Двадцать седьмого, придя на обед, она столкнулась с матерью в дверях столовой. Галина Николаевна коротко поцеловала ее в лоб, осведомилась, не было ли писем, и сказала:
— Чтобы не забыть — сегодня мне звонил Николаев…
— Александр Семенович?
— Разумеется, Люда, никакого другого знакомого с этой фамилией у нас нет! Он получил от Тани телеграмму, но сам должен уехать на несколько дней и просит тебя встретить ее завтра в пятнадцать тридцать, она приезжает сочинским скорым. Номера вагона она, разумеется, не сообщила, тебе придется поискать ее вдоль поезда. Я просто отказываюсь понять, что у этой девочки в голове…
Людмила не ожидала, что Таня приедет раньше тридцатого. Она очень обрадовалась новости, хотя и было обидно, что подруга не подумала известить ее о своем приезде. За обедом, нехотя цепляя на вилку кружочки жареного картофеля, — жара отбивала всякий аппетит, — она окончательно обиделась и уже придумывала всякие колючие фразы, чтобы распечь Татьяну за невнимание. Прислать за все время одно письмо и даже не потрудиться отправить телеграмму! Свинство со стороны этой Таньки, просто свинство. Еще неизвестно, действительно ли ей суждено превратиться в птицу. Если так будет продолжаться, то она запросто превратится в поросенка. Именно в поросенка, «покрытого щетиной вместо перьев». Так ей и надо!

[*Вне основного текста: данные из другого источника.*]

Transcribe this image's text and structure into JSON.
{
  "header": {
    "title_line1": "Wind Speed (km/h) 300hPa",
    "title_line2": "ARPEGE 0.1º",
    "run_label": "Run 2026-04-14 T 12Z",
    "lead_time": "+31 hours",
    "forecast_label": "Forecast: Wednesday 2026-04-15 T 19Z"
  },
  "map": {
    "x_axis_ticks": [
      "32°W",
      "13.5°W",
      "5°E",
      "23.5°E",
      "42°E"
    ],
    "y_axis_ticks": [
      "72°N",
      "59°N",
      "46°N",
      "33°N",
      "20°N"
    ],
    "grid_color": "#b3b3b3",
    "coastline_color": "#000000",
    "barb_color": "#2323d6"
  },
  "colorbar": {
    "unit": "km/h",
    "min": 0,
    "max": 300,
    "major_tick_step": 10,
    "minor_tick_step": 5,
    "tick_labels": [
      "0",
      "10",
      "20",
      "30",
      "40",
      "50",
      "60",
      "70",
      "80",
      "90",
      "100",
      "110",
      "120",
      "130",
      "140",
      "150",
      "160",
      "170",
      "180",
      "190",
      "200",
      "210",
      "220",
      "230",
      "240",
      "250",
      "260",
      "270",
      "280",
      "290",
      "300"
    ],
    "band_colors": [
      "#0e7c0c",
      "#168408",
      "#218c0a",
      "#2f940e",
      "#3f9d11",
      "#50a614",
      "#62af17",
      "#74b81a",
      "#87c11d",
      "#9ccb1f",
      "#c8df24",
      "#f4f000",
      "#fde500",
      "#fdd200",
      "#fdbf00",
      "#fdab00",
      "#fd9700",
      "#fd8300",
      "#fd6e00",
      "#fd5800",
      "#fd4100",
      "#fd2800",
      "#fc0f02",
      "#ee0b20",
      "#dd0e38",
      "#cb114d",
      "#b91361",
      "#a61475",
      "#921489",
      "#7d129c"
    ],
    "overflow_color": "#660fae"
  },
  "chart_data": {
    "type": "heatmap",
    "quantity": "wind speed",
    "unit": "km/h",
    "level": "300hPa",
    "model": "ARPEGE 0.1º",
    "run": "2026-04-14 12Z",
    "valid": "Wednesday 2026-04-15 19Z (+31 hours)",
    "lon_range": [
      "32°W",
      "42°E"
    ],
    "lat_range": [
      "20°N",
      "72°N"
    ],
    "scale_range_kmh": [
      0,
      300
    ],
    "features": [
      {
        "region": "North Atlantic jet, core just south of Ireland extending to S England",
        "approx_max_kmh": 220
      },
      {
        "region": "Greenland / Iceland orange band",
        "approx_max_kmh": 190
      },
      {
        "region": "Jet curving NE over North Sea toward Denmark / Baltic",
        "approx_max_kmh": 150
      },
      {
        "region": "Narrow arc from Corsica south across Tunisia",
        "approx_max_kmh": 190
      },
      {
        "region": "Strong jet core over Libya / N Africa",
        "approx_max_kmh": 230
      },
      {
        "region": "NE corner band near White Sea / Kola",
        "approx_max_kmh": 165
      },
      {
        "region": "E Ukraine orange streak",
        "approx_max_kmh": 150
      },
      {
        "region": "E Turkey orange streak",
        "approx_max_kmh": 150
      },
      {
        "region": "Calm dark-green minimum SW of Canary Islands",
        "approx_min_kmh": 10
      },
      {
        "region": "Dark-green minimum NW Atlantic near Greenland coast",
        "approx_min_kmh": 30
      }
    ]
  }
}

Дома Людмиле пришлось убедиться в своей несправедливости: соседка принесла полученную в ее отсутствие «молнию» из Сочи. Телеграмма была длинной и очень бестолковой и кончалась вполне в Танюшином духе: «Целую зпт целую зпт не сердись страшно по тебе соскучилась зпт люсенька тчк татьяна тчк». Нет, все же из нее получится птица!
9
На следующий день Людмила опоздала, не рассчитав время, и примчалась на вокзал в двадцать семь минут четвертого. Но оказалось, что сочинений скорый поезд опоздал еще больше. Почти полчаса, изнывая от жары, встречающие бродили по перрону и привычно поругивали порядки на транспорте. Наконец закаркал громкоговоритель, возвещая о прибытии долгожданного поезда — почему-то не на второй путь, как было объявлено раньше, а на пятый. Обгоняя других, Людмила спустилась вниз и побежала по прохладному подземному коридору. Когда она снова выбралась на поверхность, скорый уже вкатывался в вокзал.